Discover crucial strategies and common challenges in managing insect pests for healthy garlic crops. This quiz covers identification, monitoring, and effective control methods in horticultural garlic production.
Which insect is most commonly known to tunnel into garlic bulbs, causing internal damage and making them unmarketable?
Explanation: Onion maggots are known to target underground parts of alliums, including garlic, by burrowing into bulbs, which can result in significant yield loss. Potato aphids primarily infest leaves, cabbage loopers are leaf feeders of brassica crops, and cutworms primarily cut seedlings at the soil line rather than attacking bulbs directly.
What is an early sign that a garlic crop may be infested with thrips?
Explanation: Thrips feeding causes silvery streaks or blotches on garlic leaves due to the removal of plant cell contents. Large holes in bulbs are more characteristic of beetle damage, webbing is typical of certain mites or caterpillars, and whole-plant wilting overnight is often due to root diseases or severe cutworm damage.
Which method is most effective for monitoring adult populations of onion maggot flies in garlic fields?
Explanation: Yellow sticky traps are widely used to monitor adult onion maggot flies as they are attracted to the color and get caught on the sticky surface. Pitfall traps target ground-moving insects, light traps attract nocturnal fliers (like moths), and pheromone lures are species-specific, usually for moths, not maggot flies.
Introducing beneficial nematodes into garlic fields can help control which pest at the soil stage?
Explanation: Beneficial nematodes target soil-dwelling stages of pests like onion maggot larvae before they reach and damage garlic bulbs.
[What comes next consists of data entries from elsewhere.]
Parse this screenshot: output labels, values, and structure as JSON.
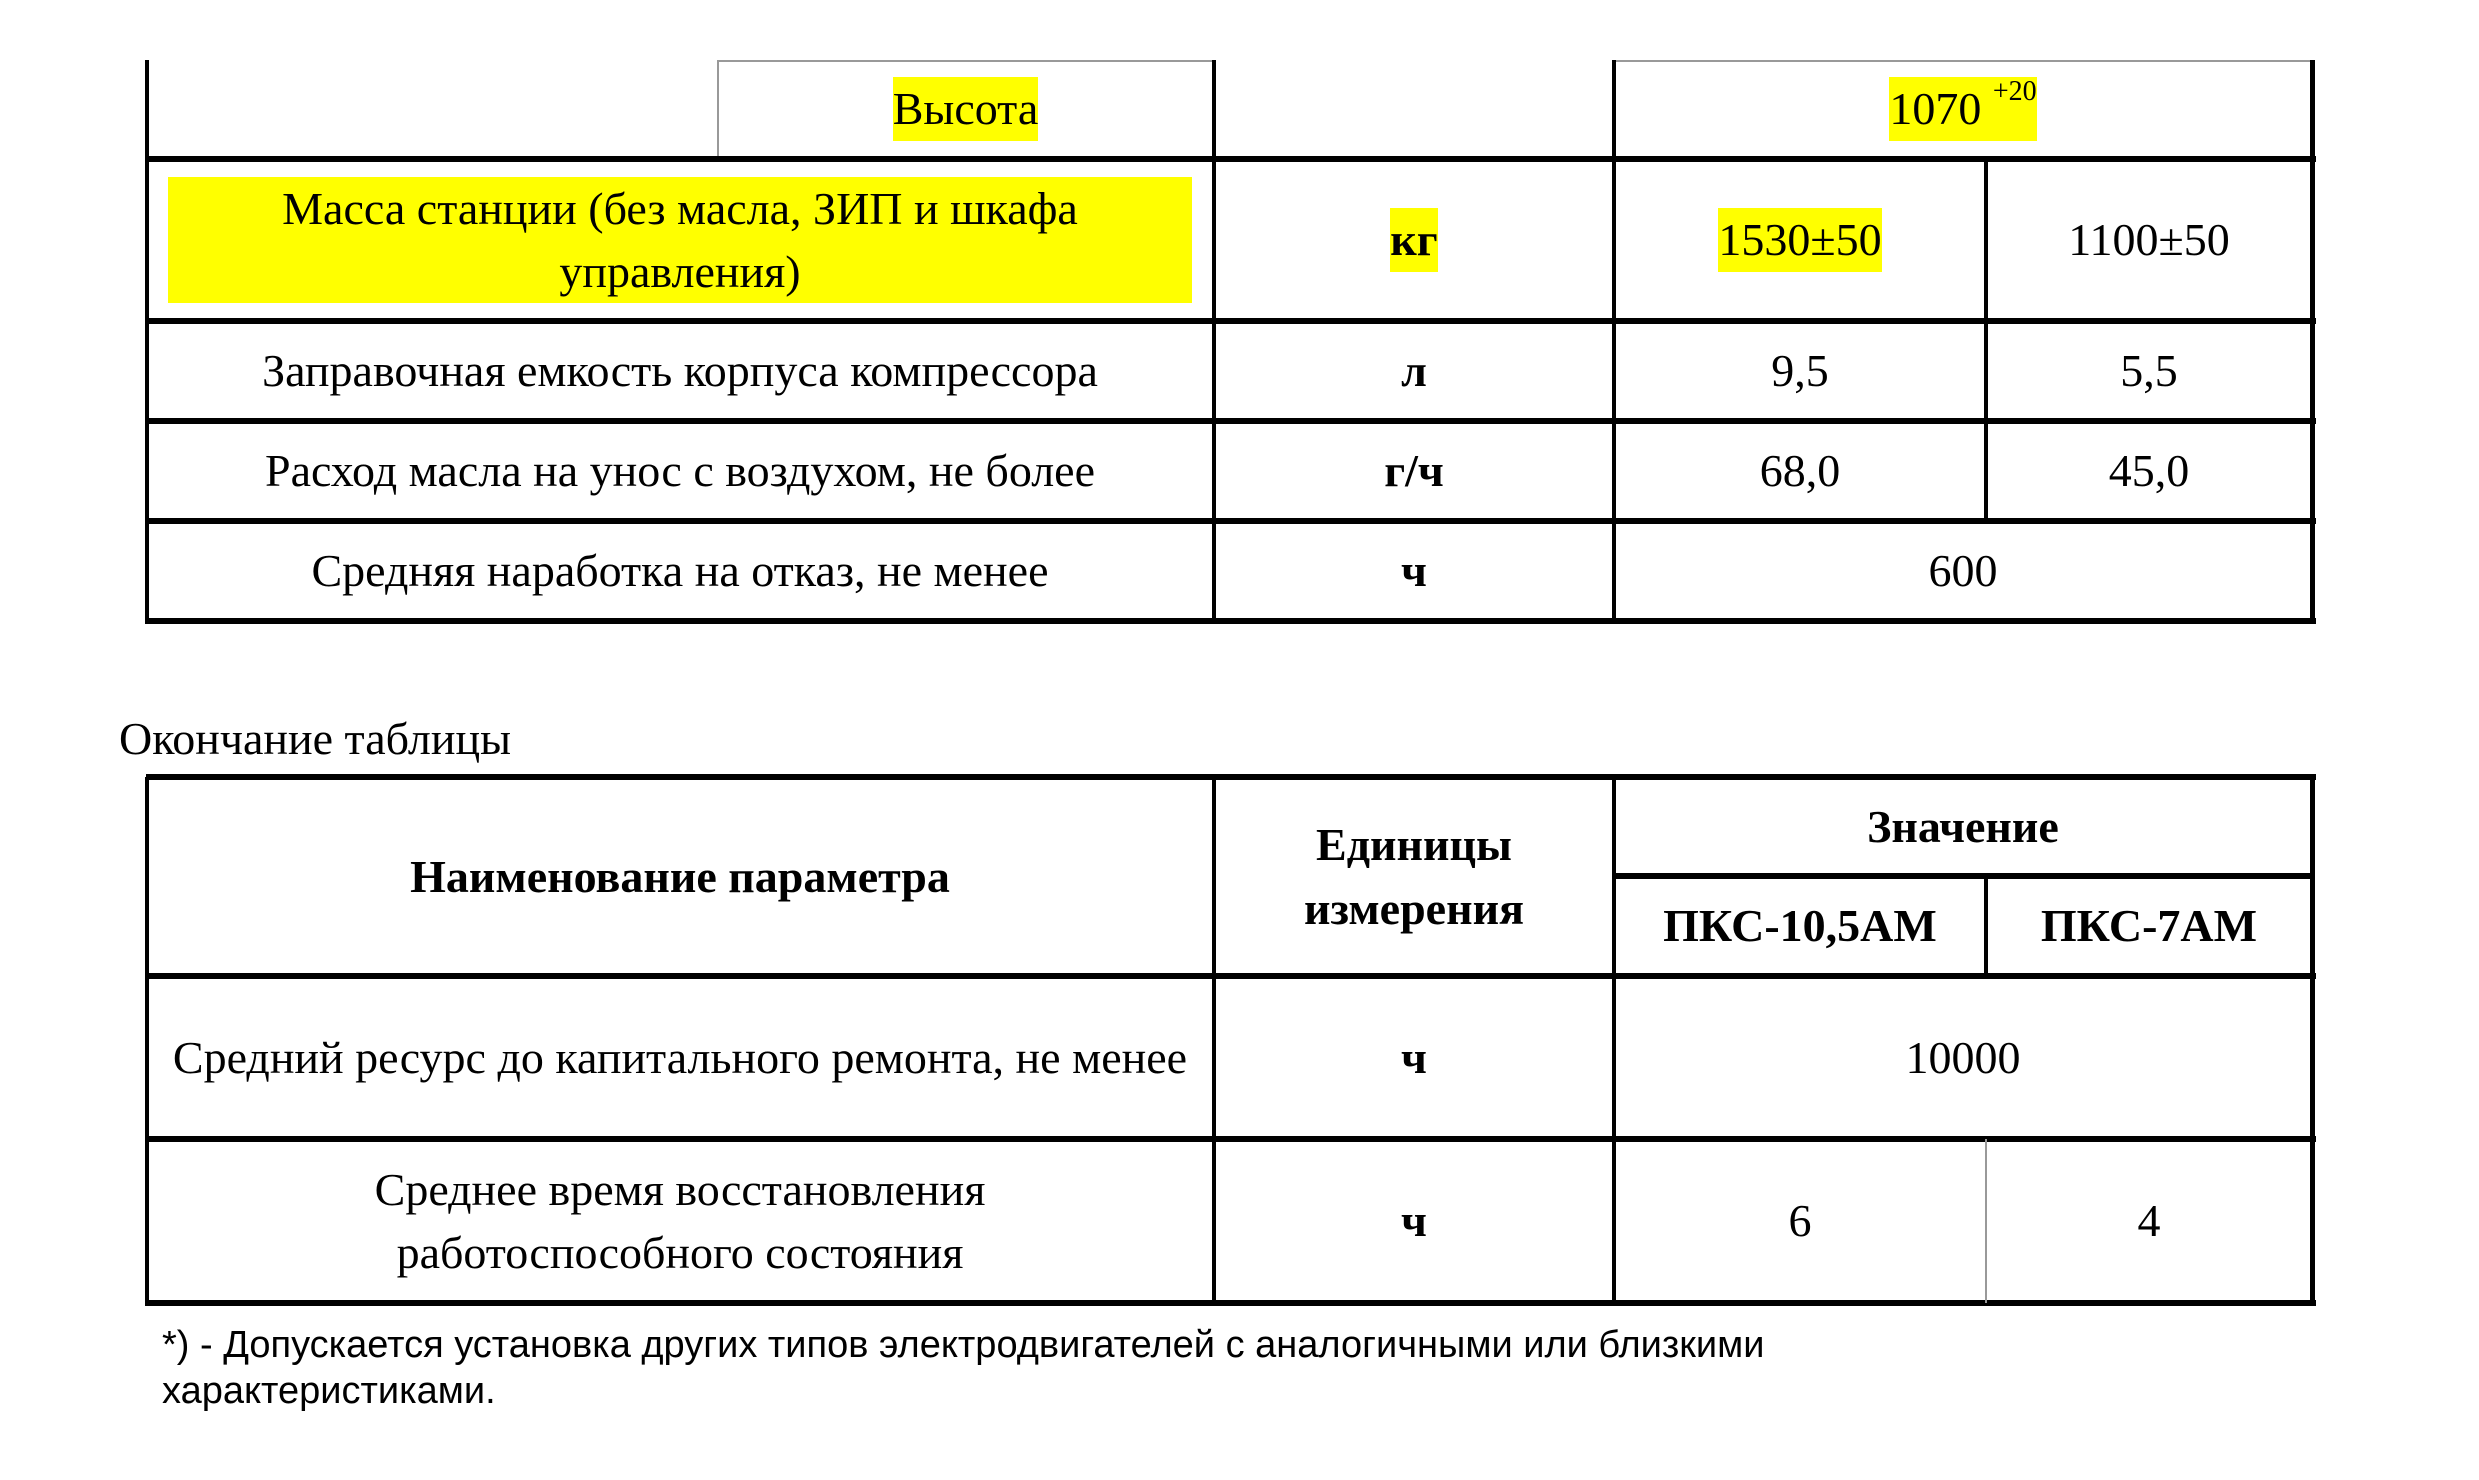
{
  "table_top": {
    "rows": [
      {
        "param": "Высота",
        "unit": "",
        "value_merged": "1070",
        "value_sup": "+20"
      },
      {
        "param": "Масса станции (без масла, ЗИП и шкафа управления)",
        "unit": "кг",
        "values": [
          "1530±50",
          "1100±50"
        ]
      },
      {
        "param": "Заправочная емкость корпуса компрессора",
        "unit": "л",
        "values": [
          "9,5",
          "5,5"
        ]
      },
      {
        "param": "Расход масла на унос с воздухом, не более",
        "unit": "г/ч",
        "values": [
          "68,0",
          "45,0"
        ]
      },
      {
        "param": "Средняя наработка на отказ, не менее",
        "unit": "ч",
        "value_merged": "600"
      }
    ],
    "highlight_color": "#ffff00"
  },
  "caption": "Окончание таблицы",
  "table_bottom": {
    "header": {
      "param": "Наименование параметра",
      "unit": "Единицы измерения",
      "value": "Значение",
      "models": [
        "ПКС-10,5АМ",
        "ПКС-7АМ"
      ]
    },
    "rows": [
      {
        "param": "Средний ресурс до капитального ремонта, не менее",
        "unit": "ч",
        "value_merged": "10000"
      },
      {
        "param": "Среднее время восстановления работоспособного состояния",
        "unit": "ч",
        "values": [
          "6",
          "4"
        ]
      }
    ]
  },
  "footnote": "*) - Допускается установка других типов электродвигателей с аналогичными или близкими характеристиками."
}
Aphids, leaf miners, and red spider mites are typically controlled by parasitoids or predatory insects and are not affected significantly by soil-applied nematodes.
When is the most appropriate time to apply insecticides for effective control of garlic thrips populations?
Explanation: Applying insecticides early, as soon as thrips or their feeding damage become visible, ensures treatment occurs before populations build up and cause significant harm. Application after harvest, during dormancy, or only in late fall misses the period when thrips are active and most vulnerable.